The watchdog said the former chief executive Richard Howson, and former finance directors Richard Adam and Zafar Khan “were each aware of the deteriorating expected financial performance within Carillion’s UK construction business and the increasing financial risks associated with it”.

“Despite their awareness of these deteriorations and increasing risks, they also failed to make the board and the audit committee aware of them, resulting in a lack of proper oversight.”

The FCA said it intended to issue fines against all three executives: £397,800 against Howson, £318,000 against Adam, and £154,000 against Khan as a result of the findings. However, the findings and fines are currently provisional, as all three are appealing against the decision at the regulator’s upper tribunal.

The FCA’s executive director of enforcement and market oversight, Mark Steward, said: “Carillion failed to take reasonable steps to establish and maintain adequate procedures, systems and controls to enable it to comply with its obligations under the listing rules.

“As a result its true financial position remained hidden over many months and the effects of its collapse were aggravated, causing substantial harm to shareholders and creditors.

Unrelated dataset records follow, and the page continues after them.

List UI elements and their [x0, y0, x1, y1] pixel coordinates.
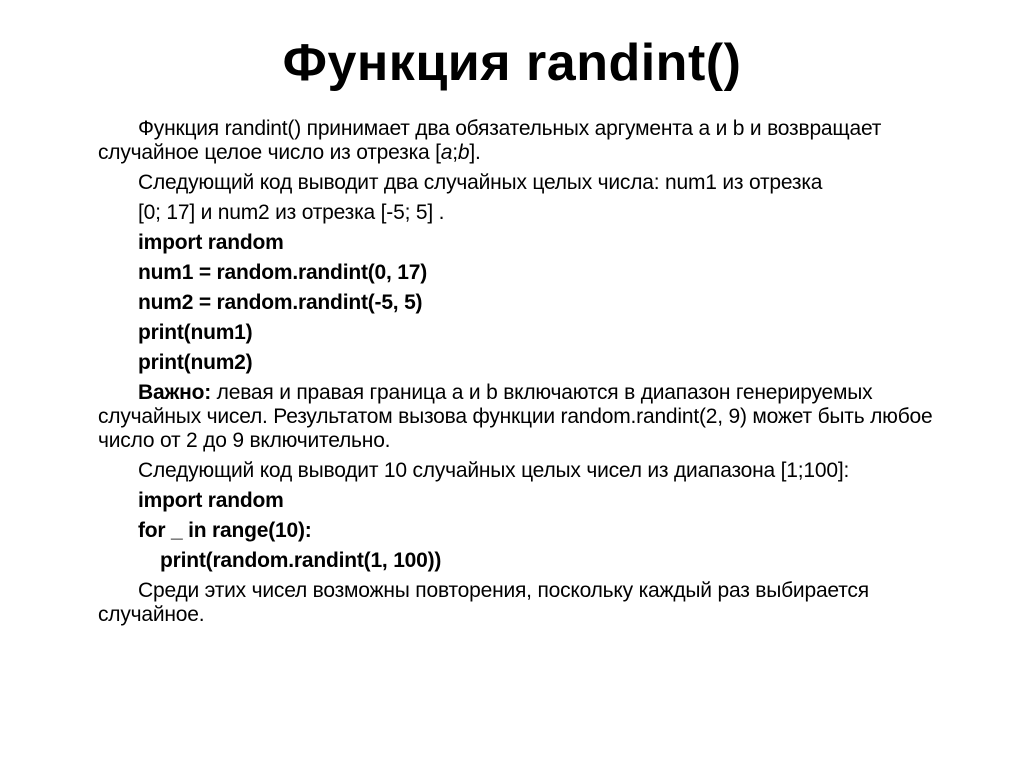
code-line: num2 = random.randint(-5, 5) — [138, 291, 423, 314]
paragraph-example-intro-line2: [0; 17] и num2 из отрезка [-5; 5] . — [138, 201, 445, 224]
paragraph-example-intro-line1: Следующий код выводит два случайных целых числа: num1 из отрезка — [138, 171, 823, 194]
paragraph-important — [98, 381, 978, 453]
paragraph-text: Функция randint() принимает два обязательных аргумента a и b и возвращает случайное целое число из отрезка [ — [98, 117, 882, 164]
separator: ; — [452, 141, 458, 164]
paragraph-randint-description — [98, 117, 978, 165]
paragraph-loop-intro: Следующий код выводит 10 случайных целых чисел из диапазона [1;100]: — [138, 459, 850, 482]
code-line: import random — [138, 231, 284, 254]
var-a: a — [440, 141, 453, 164]
paragraph-repetitions-note: Среди этих чисел возможны повторения, поскольку каждый раз выбирается случайное. — [98, 579, 869, 626]
slide-title: Функция randint() — [282, 34, 742, 92]
important-text: левая и правая граница a и b включаются в диапазон генерируемых случайных чисел. Результатом вызова функции random.randint(2, 9) может быть любое число от 2 до 9 включительно. — [98, 381, 933, 452]
code-line: num1 = random.randint(0, 17) — [138, 261, 428, 284]
code-line: print(num1) — [138, 321, 253, 344]
paragraph-end: ]. — [469, 141, 481, 164]
code-line: for _ in range(10): — [138, 519, 312, 542]
code-line: import random — [138, 489, 284, 512]
important-label: Важно: — [138, 381, 212, 404]
code-line: print(num2) — [138, 351, 253, 374]
var-b: b — [457, 141, 470, 164]
code-line-indented: print(random.randint(1, 100)) — [160, 549, 442, 572]
slide-content — [98, 117, 978, 633]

This is market abuse, and as damaging to market integrity as insider dealing and manipulation, though not often described in this way. It should be.”

The demise of Carillion was the UK’s biggest corporate failure in decades. The outsourcer collapsed with £7bn of debts in January 2018, resulting in 3,000 job losses and causing chaos across hundreds of its projects and public sector works, including schools, roads, prisons and even Liverpool FC’s stadium, Anfield.

It also delayed the construction of two new hospitals including the 646-bed Royal Liverpool and 669-bed Midland Metropolitan in Sandwell, West Midlands, which were due to open in 2017 and 2018, respectively, resulting in the projects running hundreds of millions of pounds over budget.

The FCA said it was issuing Carillion with a pubic censure rather than a financial penalty, given the firm had collapsed and was already going through the process of being liquidated. The FCA said Carillion would have otherwise faced a fine worth nearly £38m.

• The subheading and text of this article were amended on 28 July 2022 to give the correct first name for Richard Howson.